Location: San Diego CA
8,481 posts, read 6,886,522 times
Reputation: 16998
Don't think the nostalgia bug hits most folks until they are senior citizens. They look back and see an idyllic past mostly seen through rose colored glasses.
 
Old 03-17-2015, 01:32 AM
 
Location: WAYNE MANOR
24 posts, read 92,835 times
Reputation: 38
There seems to be a lot of 90's nostalgia in pop culture, with shows like ABC's Fresh Off the Boat which takes place in 1995 and VH1's Hindsight which also takes place in 1995. There was also a short lived show on Fox called Surviving Jack that took place in 1991. I think it's true that it takes about 20 years for decade nostalgia to set in, hence 50's nostalgia with Happy Days in the 70's, 60's nostalgia with The Wonder Years in the 80's and 70's nostalgia with That 70's Show in the 90's.

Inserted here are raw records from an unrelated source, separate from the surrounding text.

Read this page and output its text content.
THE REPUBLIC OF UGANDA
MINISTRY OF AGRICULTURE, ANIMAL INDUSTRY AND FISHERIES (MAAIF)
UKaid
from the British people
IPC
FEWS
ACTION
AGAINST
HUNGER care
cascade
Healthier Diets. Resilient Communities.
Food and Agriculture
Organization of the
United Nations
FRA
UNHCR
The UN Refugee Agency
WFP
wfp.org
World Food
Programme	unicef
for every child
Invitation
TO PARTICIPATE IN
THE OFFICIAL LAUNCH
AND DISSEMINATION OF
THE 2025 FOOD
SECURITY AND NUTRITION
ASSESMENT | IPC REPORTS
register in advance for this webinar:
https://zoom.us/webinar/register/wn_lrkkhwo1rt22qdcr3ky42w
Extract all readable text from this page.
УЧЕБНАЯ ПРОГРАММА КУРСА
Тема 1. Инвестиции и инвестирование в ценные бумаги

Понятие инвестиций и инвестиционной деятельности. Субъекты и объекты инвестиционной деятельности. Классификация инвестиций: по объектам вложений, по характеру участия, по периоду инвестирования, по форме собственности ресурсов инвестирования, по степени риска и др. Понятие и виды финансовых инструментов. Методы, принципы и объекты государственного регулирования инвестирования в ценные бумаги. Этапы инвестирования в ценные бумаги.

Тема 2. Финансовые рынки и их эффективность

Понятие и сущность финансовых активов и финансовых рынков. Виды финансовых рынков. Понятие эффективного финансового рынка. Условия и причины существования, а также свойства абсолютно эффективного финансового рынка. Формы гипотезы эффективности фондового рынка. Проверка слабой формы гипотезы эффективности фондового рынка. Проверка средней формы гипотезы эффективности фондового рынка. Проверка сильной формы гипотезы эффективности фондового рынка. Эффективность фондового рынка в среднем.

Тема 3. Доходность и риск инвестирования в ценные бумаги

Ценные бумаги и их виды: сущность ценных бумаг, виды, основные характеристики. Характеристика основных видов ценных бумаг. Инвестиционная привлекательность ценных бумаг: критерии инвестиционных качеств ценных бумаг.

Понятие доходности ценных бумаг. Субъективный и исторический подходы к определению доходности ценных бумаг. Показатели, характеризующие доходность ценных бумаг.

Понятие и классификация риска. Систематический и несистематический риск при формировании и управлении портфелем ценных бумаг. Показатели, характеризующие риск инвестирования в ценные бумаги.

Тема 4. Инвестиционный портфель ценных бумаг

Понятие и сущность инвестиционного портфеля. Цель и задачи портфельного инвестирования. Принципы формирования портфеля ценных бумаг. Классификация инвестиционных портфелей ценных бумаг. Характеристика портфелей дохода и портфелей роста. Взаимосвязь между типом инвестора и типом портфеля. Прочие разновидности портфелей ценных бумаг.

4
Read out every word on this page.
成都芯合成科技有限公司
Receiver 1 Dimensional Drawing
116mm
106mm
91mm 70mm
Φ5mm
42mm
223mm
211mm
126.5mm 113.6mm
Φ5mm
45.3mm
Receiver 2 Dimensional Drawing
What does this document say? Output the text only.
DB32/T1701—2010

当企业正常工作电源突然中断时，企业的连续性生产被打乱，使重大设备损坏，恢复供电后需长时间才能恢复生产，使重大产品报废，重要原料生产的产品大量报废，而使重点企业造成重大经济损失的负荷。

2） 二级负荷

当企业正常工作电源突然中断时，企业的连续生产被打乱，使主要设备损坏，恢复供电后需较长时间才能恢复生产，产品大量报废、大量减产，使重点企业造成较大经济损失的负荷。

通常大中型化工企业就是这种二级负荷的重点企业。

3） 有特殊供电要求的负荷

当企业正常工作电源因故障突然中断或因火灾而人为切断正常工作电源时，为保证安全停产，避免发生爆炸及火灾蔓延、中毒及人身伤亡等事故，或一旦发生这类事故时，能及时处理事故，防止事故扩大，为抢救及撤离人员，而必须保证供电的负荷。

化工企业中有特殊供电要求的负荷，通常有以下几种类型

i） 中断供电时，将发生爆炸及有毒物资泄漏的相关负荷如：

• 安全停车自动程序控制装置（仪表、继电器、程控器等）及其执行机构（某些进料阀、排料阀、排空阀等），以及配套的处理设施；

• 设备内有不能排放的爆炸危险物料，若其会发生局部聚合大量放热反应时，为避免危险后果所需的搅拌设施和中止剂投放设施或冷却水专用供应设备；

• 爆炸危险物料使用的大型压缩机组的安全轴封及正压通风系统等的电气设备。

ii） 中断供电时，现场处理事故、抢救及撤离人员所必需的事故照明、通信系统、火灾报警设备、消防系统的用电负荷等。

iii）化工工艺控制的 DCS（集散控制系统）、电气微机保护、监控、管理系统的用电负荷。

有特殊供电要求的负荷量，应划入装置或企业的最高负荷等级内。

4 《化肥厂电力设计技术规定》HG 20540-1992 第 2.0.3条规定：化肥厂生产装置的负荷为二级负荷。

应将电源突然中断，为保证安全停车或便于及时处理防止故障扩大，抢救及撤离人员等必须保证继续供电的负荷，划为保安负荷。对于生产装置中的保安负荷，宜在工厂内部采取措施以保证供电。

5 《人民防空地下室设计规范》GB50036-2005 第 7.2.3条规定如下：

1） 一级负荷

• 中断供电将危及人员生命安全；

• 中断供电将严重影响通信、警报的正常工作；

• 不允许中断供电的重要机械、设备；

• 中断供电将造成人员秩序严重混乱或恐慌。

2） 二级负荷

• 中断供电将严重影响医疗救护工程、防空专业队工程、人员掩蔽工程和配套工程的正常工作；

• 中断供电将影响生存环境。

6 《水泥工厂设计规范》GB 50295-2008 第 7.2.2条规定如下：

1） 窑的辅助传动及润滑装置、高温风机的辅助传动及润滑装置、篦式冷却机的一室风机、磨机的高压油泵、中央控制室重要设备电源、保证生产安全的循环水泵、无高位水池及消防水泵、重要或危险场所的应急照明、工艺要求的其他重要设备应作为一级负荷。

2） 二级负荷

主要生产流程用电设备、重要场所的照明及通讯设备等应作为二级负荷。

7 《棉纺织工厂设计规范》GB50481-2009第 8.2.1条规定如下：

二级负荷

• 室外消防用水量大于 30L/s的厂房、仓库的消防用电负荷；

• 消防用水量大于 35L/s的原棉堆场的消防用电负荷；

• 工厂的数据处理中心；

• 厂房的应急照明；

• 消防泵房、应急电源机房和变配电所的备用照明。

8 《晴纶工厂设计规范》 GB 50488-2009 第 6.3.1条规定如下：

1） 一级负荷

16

Hell in 5 or more years 2000's nostalgia will probably start setting in, maybe even later this decade.
 
Old 03-17-2015, 09:47 AM
 
127 posts, read 534,507 times
Reputation: 101
Quote:
Originally Posted by Joe the Photog View Post
I don't get the connection between "The X Files," one of the best TV series of it's time -- or any other time -- and "Licing Single." I remember the name of that show, but never watched it.

the rest of your post should be been preceeded by "Back in my day..." and went from there.

If not for the success of "Twin Peaks" and "The Golden Girls", "The X-Files" and "Living Single" would not have aired on any channel.
 
Old 03-17-2015, 09:55 AM
 
127 posts, read 534,507 times
Reputation: 101
Originality was dead in the 1990s. For every incredibly popular TV show of the 90s, there were millions of rip-offs and copycat shows.